Vampires here are shown to be subhuman mindless beasts with brainwashed familiars that guard their crypts during the day. The only traditional vampire in the film - i.e. a superhuman with fangs - is played by Karl Urban in sou’wester and, as often is the case in modern horror, the villain is more charismatic than the taciturn lead played by Paul Bettany.

Adapted from a Korean manhwa that ran in 16 volumes from 1998 to 2007, the film adds the futuristic setting to the existing vampire Western genre of the comic. The result most closely resembles the American comic book Grendel by Matt Wagner, which also combined cyberpunk, vampires and a religious warrior caste in its latter instalments between 1988 and 1993. The casting of Urban also announces his forthcoming role as the lead in the new (Judge) Dredd movie, which also has Western, post-apocalyptic and cyberpunk elements based on British comics with those themes.

Moving at a brisk pace, the narrative follows Bettany’s excommunicated warrior as he travels into the desert to kill the vampires who have attacked his brother’s family, shunned by the church for defying their belief that the creatures have all been defeated. This is a traditional Western trope - exchange vampires for Sioux in other examples - but the first of many narrative inconsistencies that undermine the film’s achievements in the areas of special effects and world-building. Surely it would make more sense for the church to exaggerate the vampire problem outside the walled cities, to keep the populace afraid and faithful, rather than deny their continued existence.

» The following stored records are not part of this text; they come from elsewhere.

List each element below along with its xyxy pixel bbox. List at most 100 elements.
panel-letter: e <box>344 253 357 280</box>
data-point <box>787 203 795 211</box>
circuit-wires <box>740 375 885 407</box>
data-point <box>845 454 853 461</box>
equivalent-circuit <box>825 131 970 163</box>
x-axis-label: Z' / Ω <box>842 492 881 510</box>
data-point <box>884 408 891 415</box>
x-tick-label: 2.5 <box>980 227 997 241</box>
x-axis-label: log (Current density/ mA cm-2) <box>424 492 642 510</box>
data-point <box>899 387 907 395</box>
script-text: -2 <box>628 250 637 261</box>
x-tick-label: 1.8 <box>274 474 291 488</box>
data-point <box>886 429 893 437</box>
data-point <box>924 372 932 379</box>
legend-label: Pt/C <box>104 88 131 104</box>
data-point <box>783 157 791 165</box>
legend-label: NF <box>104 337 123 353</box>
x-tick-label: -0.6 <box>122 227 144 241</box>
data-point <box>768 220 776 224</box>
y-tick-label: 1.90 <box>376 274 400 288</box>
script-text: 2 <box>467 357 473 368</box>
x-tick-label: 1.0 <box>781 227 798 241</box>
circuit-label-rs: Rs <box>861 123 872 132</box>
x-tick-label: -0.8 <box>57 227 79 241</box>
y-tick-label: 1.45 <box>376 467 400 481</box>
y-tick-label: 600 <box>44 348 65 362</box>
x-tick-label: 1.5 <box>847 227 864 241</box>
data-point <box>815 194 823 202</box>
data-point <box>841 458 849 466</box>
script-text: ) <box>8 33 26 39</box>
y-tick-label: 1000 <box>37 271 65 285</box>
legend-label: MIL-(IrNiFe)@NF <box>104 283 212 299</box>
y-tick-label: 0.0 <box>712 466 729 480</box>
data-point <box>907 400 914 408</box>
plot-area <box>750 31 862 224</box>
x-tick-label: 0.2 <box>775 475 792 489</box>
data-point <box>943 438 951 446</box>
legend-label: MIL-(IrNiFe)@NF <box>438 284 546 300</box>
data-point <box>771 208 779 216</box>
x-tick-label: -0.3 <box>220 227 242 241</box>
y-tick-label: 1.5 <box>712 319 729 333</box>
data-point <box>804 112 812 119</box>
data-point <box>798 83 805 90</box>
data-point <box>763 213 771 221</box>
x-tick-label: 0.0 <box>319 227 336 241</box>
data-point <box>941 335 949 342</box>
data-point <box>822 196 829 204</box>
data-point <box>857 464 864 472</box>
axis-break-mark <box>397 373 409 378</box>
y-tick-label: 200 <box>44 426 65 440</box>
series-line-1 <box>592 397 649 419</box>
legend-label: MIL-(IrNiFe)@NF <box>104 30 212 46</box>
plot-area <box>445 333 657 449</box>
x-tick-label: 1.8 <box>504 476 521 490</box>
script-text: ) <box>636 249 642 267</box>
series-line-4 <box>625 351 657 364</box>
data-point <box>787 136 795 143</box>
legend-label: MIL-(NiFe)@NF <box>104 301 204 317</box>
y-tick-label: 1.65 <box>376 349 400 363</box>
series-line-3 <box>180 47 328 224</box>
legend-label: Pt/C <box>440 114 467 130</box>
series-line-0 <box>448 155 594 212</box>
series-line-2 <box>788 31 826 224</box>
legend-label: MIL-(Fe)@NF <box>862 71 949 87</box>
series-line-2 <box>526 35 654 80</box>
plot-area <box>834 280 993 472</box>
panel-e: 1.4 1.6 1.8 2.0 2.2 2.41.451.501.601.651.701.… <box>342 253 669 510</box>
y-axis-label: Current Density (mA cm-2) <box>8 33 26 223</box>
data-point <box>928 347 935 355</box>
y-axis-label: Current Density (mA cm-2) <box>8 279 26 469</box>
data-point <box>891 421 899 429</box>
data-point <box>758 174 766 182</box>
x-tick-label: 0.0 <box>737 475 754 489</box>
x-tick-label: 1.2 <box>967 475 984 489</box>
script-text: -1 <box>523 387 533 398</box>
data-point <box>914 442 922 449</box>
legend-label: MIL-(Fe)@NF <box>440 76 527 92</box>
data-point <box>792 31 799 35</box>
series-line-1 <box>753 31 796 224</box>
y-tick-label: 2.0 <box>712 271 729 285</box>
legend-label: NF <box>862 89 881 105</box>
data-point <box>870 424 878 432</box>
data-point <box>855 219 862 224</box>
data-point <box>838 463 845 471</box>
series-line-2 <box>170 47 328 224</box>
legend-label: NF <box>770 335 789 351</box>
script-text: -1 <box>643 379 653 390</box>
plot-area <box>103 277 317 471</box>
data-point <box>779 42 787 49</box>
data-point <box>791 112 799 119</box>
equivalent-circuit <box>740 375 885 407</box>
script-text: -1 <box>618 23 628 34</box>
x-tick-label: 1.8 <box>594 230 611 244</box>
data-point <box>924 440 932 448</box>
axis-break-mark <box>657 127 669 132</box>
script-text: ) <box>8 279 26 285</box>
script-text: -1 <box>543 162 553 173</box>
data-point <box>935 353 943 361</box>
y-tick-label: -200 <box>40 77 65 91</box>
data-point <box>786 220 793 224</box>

Bettany travels on in his quest and encounters a varied cast of familiar actors, some reassuring in their presence - Brad Dourif, for example, a horror and Western regular - others who have been cast to give some gravitas to the proceedings, such as Christopher Plummer as a church elder. Stephen Moyer, lead vampire in True Blood, has a cameo as Bettany’s human brother (if this film had been set in the 19th century like the comic, it could almost be his TV character’s origin story) and Maggie Q reprises her reoccurring kung fu role from American techno-thrillers such as Mission Impossible III (2006) and Die Hard 4.0 (2007).

Although it is exciting, innovative and visually stunning - enough elements to recommend it - Priest is flawed in several other areas: absurd fight sequences defy the laws of gravity, even allowing for the priests’ superhuman abilities; the script, based on several issues of the comic, is overly episodic; and the open ending announces a sequel that presumably will never come, based on the film’s bad reviews and meagre profit at the box office. Overall, it is well worth a watch for fans of science fiction, vampires and weird Westerns, but it will frustrate fans and critics used to more mainstream fare.